International Journal of Molecular Sciences ◽

10.3390/ijms21238896 ◽

2020 ◽

Vol 21 (23) ◽

pp. 8896

Author(s):

Rustem Islamov ◽

Farid Bashirov ◽

Filip Fadeev ◽

Roman Shevchenko ◽

Andrei Izmailov ◽

...

Keyword(s):

Spinal Cord ◽

Gene Therapy ◽

Spinal Cord Injury ◽

Combined Treatment ◽

Small Sample ◽

Functional Restoration ◽

Synaptic Proteins ◽

Large Animal ◽

Cord Injury ◽

Spinal Contusion

The translation of new therapies for spinal cord injury to clinical trials can be facilitated with large animal models close in morpho-physiological scale to humans. Here, we report functional restoration and morphological reorganization after spinal contusion in pigs, following a combined treatment of locomotor training facilitated with epidural electrical stimulation (EES) and cell-mediated triple gene therapy with umbilical cord blood mononuclear cells overexpressing recombinant vascular endothelial growth factor, glial-derived neurotrophic factor, and neural cell adhesion molecule.
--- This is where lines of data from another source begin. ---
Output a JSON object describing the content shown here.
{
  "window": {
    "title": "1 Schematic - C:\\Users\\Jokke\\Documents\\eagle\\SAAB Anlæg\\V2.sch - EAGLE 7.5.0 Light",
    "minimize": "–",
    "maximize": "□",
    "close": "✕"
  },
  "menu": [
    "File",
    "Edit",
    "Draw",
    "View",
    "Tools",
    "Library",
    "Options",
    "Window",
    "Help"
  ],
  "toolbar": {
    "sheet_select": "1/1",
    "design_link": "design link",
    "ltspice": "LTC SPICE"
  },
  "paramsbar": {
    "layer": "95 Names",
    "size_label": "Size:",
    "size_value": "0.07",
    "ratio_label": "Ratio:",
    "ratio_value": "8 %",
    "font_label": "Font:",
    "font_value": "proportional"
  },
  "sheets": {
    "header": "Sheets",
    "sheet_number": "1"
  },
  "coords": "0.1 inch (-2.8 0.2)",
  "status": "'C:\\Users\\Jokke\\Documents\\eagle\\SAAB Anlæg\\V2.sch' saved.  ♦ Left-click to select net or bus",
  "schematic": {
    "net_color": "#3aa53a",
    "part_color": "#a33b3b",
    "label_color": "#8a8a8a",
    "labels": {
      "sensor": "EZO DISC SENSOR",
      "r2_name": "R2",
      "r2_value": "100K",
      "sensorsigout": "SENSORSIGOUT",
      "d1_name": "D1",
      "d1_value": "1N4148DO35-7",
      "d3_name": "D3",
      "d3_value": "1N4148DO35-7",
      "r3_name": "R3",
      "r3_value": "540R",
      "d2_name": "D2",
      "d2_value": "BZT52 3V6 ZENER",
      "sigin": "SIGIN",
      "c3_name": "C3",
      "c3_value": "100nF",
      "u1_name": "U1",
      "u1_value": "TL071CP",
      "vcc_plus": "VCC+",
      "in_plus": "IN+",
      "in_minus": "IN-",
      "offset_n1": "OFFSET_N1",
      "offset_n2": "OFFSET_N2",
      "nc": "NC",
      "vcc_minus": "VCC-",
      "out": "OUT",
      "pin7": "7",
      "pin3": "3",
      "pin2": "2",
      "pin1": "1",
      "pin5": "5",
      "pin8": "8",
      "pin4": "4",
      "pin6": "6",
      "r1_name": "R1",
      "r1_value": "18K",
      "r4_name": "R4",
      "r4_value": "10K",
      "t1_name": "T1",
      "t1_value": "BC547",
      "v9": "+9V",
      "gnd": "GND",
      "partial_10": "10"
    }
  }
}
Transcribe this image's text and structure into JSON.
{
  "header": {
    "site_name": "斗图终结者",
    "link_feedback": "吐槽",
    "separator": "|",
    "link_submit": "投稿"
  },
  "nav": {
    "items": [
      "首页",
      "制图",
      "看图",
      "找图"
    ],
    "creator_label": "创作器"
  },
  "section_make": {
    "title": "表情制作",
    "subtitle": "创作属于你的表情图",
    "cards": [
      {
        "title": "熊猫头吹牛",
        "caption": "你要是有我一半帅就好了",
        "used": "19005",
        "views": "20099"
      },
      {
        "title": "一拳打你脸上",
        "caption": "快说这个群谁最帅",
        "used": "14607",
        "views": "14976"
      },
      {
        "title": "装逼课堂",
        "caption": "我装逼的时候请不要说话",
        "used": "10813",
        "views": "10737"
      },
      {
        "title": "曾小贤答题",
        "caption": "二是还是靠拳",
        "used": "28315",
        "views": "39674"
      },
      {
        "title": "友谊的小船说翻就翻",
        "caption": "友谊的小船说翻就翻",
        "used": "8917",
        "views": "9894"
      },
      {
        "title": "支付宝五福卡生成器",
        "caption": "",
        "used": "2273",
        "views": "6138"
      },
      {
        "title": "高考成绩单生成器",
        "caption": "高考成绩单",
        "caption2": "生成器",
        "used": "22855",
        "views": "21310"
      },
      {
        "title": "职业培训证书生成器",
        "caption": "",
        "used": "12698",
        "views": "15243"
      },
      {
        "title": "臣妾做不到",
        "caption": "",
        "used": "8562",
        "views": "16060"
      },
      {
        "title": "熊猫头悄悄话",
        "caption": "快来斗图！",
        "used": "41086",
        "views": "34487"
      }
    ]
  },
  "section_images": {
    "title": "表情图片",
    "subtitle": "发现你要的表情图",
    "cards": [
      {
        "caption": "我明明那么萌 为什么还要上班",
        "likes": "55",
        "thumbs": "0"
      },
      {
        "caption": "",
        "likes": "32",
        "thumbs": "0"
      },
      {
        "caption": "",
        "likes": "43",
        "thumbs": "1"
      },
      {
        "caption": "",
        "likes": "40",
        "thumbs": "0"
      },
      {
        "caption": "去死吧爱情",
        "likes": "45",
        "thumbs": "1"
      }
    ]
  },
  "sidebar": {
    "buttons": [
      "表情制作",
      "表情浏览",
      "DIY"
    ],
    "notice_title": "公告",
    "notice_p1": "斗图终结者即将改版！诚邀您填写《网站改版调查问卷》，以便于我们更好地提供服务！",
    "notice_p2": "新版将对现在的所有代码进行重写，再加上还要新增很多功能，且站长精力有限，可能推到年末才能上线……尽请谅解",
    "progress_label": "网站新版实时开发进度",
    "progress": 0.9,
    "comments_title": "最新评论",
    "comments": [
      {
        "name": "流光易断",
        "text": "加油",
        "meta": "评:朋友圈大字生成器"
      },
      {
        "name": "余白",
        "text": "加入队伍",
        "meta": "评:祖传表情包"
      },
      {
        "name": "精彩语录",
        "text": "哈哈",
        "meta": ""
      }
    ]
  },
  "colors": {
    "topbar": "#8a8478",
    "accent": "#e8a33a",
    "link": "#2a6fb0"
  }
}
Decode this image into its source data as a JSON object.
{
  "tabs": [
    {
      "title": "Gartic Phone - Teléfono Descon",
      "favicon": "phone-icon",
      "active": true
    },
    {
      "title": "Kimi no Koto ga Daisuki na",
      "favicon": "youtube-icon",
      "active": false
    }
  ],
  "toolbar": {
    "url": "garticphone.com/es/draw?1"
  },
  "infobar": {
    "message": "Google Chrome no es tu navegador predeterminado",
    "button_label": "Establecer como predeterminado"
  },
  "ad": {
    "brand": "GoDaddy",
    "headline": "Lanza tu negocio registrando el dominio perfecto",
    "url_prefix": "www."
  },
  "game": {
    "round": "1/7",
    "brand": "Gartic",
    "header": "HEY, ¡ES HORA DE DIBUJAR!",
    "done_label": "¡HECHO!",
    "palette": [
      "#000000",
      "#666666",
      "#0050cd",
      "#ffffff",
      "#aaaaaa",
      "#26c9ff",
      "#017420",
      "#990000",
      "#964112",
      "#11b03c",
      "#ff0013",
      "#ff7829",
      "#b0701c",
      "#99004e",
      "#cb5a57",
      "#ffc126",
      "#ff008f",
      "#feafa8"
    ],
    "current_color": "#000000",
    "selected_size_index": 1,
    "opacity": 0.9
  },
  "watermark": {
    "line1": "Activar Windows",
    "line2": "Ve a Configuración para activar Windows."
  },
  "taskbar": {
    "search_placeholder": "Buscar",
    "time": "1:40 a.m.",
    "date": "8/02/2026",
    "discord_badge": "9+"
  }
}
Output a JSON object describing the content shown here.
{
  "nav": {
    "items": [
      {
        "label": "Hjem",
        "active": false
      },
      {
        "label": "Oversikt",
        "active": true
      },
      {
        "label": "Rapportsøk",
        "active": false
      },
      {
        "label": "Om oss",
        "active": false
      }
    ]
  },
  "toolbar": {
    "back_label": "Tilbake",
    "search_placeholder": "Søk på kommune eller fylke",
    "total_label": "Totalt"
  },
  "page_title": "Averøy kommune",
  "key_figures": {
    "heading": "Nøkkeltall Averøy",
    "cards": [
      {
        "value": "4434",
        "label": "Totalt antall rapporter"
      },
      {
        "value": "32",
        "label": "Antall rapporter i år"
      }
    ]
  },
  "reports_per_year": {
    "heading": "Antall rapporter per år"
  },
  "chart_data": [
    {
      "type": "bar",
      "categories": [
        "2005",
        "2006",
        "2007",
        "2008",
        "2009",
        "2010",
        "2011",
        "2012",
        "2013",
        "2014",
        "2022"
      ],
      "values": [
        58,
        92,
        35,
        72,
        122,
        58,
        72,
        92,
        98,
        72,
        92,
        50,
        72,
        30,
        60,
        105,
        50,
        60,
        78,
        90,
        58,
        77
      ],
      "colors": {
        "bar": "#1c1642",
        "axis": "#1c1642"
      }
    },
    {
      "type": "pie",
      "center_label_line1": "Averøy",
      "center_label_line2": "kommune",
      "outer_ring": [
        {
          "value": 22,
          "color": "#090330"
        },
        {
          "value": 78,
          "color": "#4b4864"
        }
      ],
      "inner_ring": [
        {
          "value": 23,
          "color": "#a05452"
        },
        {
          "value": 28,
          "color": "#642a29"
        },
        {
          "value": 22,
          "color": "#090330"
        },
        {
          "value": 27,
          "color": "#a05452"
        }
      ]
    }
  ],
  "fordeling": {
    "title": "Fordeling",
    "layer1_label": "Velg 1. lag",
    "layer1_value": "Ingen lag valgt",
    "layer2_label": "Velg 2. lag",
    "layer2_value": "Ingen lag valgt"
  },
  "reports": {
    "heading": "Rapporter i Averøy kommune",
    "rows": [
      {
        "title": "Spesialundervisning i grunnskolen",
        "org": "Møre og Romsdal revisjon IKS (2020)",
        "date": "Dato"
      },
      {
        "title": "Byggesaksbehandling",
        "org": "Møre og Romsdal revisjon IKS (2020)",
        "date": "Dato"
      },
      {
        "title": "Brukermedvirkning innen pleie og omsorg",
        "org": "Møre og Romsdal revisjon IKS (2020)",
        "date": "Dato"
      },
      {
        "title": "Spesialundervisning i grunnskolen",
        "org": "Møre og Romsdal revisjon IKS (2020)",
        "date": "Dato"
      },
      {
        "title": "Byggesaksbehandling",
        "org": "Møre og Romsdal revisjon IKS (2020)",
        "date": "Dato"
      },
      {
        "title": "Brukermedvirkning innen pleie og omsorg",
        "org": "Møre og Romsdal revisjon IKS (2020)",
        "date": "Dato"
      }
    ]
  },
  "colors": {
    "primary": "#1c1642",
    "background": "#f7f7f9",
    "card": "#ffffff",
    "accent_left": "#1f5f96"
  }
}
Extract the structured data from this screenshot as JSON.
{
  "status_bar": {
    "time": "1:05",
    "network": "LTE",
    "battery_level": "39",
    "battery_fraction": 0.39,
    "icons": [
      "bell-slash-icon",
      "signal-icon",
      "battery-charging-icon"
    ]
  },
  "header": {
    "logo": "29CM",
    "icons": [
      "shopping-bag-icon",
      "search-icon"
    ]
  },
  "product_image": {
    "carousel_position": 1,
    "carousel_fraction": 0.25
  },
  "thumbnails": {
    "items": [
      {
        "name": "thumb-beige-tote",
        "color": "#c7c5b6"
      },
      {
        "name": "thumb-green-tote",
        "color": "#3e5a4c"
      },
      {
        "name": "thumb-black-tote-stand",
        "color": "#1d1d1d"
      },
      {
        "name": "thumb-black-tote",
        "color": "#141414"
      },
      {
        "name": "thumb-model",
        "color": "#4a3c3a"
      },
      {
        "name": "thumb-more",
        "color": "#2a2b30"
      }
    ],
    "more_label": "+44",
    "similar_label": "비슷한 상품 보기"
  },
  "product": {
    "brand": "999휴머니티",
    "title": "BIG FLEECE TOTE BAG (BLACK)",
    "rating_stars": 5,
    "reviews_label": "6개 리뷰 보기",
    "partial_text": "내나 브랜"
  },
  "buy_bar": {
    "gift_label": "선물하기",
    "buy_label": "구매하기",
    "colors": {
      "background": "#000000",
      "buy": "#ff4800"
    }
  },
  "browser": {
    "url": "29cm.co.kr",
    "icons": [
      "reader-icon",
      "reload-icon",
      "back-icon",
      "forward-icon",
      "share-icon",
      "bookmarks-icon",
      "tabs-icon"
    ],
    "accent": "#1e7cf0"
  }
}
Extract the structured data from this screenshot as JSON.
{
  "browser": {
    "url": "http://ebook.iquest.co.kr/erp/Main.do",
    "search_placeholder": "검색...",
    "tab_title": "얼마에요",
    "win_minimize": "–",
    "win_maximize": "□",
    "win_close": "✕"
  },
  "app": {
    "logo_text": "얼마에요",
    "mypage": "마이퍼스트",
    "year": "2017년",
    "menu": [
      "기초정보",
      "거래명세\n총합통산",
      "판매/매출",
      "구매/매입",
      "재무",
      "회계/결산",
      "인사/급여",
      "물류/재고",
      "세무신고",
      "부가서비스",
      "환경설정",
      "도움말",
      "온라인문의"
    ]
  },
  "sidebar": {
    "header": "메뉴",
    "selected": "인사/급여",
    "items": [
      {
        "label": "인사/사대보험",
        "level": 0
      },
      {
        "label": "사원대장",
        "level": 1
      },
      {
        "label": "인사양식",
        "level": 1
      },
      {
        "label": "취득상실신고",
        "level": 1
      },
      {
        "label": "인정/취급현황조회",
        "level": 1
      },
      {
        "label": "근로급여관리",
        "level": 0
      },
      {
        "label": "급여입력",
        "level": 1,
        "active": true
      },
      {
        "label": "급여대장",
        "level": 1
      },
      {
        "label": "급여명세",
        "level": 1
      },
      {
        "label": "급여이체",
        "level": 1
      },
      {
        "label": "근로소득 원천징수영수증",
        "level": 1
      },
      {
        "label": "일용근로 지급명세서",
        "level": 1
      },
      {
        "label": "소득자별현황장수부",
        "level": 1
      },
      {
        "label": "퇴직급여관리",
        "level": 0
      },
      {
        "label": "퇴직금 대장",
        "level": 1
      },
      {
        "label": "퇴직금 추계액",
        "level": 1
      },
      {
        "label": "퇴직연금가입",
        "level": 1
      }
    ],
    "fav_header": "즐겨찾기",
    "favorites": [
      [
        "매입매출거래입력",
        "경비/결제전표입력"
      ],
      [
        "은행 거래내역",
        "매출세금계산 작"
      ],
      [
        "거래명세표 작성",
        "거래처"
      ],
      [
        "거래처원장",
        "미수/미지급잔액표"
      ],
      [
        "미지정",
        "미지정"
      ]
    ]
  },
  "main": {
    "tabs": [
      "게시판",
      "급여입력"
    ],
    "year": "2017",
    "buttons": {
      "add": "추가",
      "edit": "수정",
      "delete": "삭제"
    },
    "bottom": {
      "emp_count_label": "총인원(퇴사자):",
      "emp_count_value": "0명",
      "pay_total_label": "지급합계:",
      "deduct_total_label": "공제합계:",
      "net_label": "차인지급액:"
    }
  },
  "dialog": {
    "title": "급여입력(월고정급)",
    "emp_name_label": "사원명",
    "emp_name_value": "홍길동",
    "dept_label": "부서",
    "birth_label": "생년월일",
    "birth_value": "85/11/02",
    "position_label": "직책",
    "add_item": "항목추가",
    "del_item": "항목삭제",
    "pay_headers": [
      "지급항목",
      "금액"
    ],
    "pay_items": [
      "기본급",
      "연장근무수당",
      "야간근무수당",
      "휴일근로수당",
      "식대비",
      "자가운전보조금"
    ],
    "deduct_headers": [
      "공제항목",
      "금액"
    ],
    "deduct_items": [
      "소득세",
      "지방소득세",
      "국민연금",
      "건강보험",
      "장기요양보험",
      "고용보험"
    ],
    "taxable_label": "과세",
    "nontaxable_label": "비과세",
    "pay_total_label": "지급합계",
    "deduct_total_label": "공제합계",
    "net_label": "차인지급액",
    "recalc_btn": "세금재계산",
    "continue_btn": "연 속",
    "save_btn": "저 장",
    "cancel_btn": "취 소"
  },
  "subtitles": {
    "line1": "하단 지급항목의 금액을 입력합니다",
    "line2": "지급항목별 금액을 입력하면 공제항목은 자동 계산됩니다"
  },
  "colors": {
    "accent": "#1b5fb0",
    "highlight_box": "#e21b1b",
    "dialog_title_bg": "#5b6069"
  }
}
Preliminary results obtained on a small sample of pigs 2 months after spinal contusion revealed the difference in post-traumatic spinal cord outcomes in control and treated animals. In treated pigs, motor performance was enabled by EES and the corresponding morpho-functional changes in hind limb skeletal muscles were accompanied by the reorganization of the glial cell, the reaction of stress cell, and synaptic proteins. Our data demonstrate effects of combined EES-facilitated motor training and cell-mediated triple gene therapy after spinal contusion in large animals, informing a background for further animal studies and clinical translation.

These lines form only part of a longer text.